Eating the Easter Bunny not unusual in bygone days
By Don Bachmann Orlean
“Yum, yum,” said the bunny to a nibble in the patch;
“Oh, no,” said the gardener to the bunny’s trespass.
“Bang, bang,” went the shotgun to settle the impasse;
And, that is what led to our Easter repast.
Gourmet shoppers of today know that a plump rabbit is regarded as a delicacy. It is difficult to find except in a well-stocked specialty market. It wasn’t always that way; we used to regard rabbit as the common man’s staple to supplement a meagre country diet … a diet that was often low on meat.
Some of us can remember a father or uncle with his shotgun and his dogs out hunting the dinner meal … usually a rabbit or an occasional pheasant. We would sit in hopeful expectation praying he would be successful. Sometimes we could hear — or imagined that we could hear — the dogs barking and the report of the rifle indicating that meat would be on the dinner menu.
Back then rabbit was simple fare seasoned with salt and pepper and either stewed or roasted in the oven. It tended to taste gamey and tough; but, it was also filling and satisfying.

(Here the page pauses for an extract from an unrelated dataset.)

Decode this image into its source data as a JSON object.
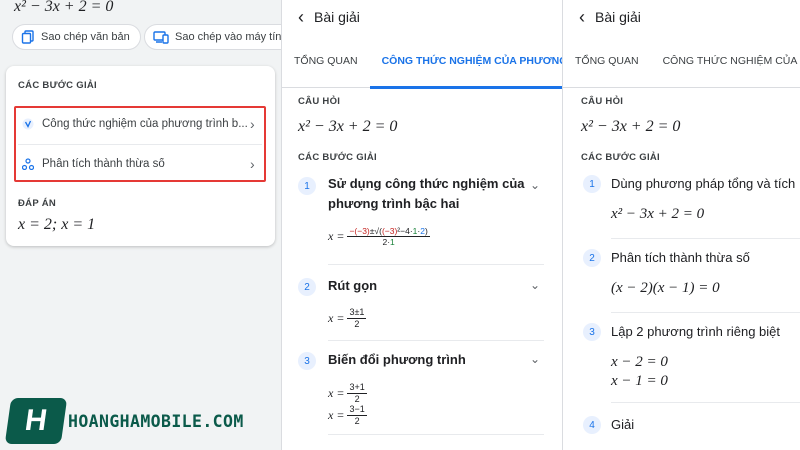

Today it is a bit different; actually, it is quite a bit different. This is especially so if the rabbit is being prepared by an Italian gourmet chef and intended for a gathering of food connoisseurs … connoisseurs who can fully discern and appreciate his culinary skills and his care in presentation.
Now, as to the menu, one must first delight the palate with complementary offerings. The antipasto consisted of assorted cheeses, polenta topped with cremini mushroom ragu and melted fontina cheese, spinach calzone, and rabbit liver pate with fig jam on crostini. This prepared one for a main course of risotto with mixed spring vegetables, asparagus drizzled with olive oil, and the chef’s magnum opus – a rabbit braised in white wine sauce with hand-grown fresh herbs. And, for dessert; a sponge cake topped with strawberries macerated in Marsala wine and panacotta.
Everything was superb, and the rabbit met a noble end at the hands of a culinary artist.
Now, when I relayed my gastric experience to my neighbor’s family, the children immediately became accusatory. They said, “How could you eat the Easter Bunny? … How gross.” I responded by saying, “The Easter Bunny may be dead and gone, but he certainly was appreciated.” My quip went unappreciated, and further explanation did not placate their objections or chastisement.
And so in contrition, I would like to offer tribute to the main contributor to our feast; I would like to acknowledge the rabbit. If it wasn’t for its penchant to hop over garden walls in the pursuit of fresh vegetable delights, we would probably have been eating country ham instead. Ergo to the rabbit, I say, “Thank you for your ultimate sacrifice, and I hope to enjoy another relation of yours next year.”
Buon appetito ... and keep your eyes open for stray rabbits.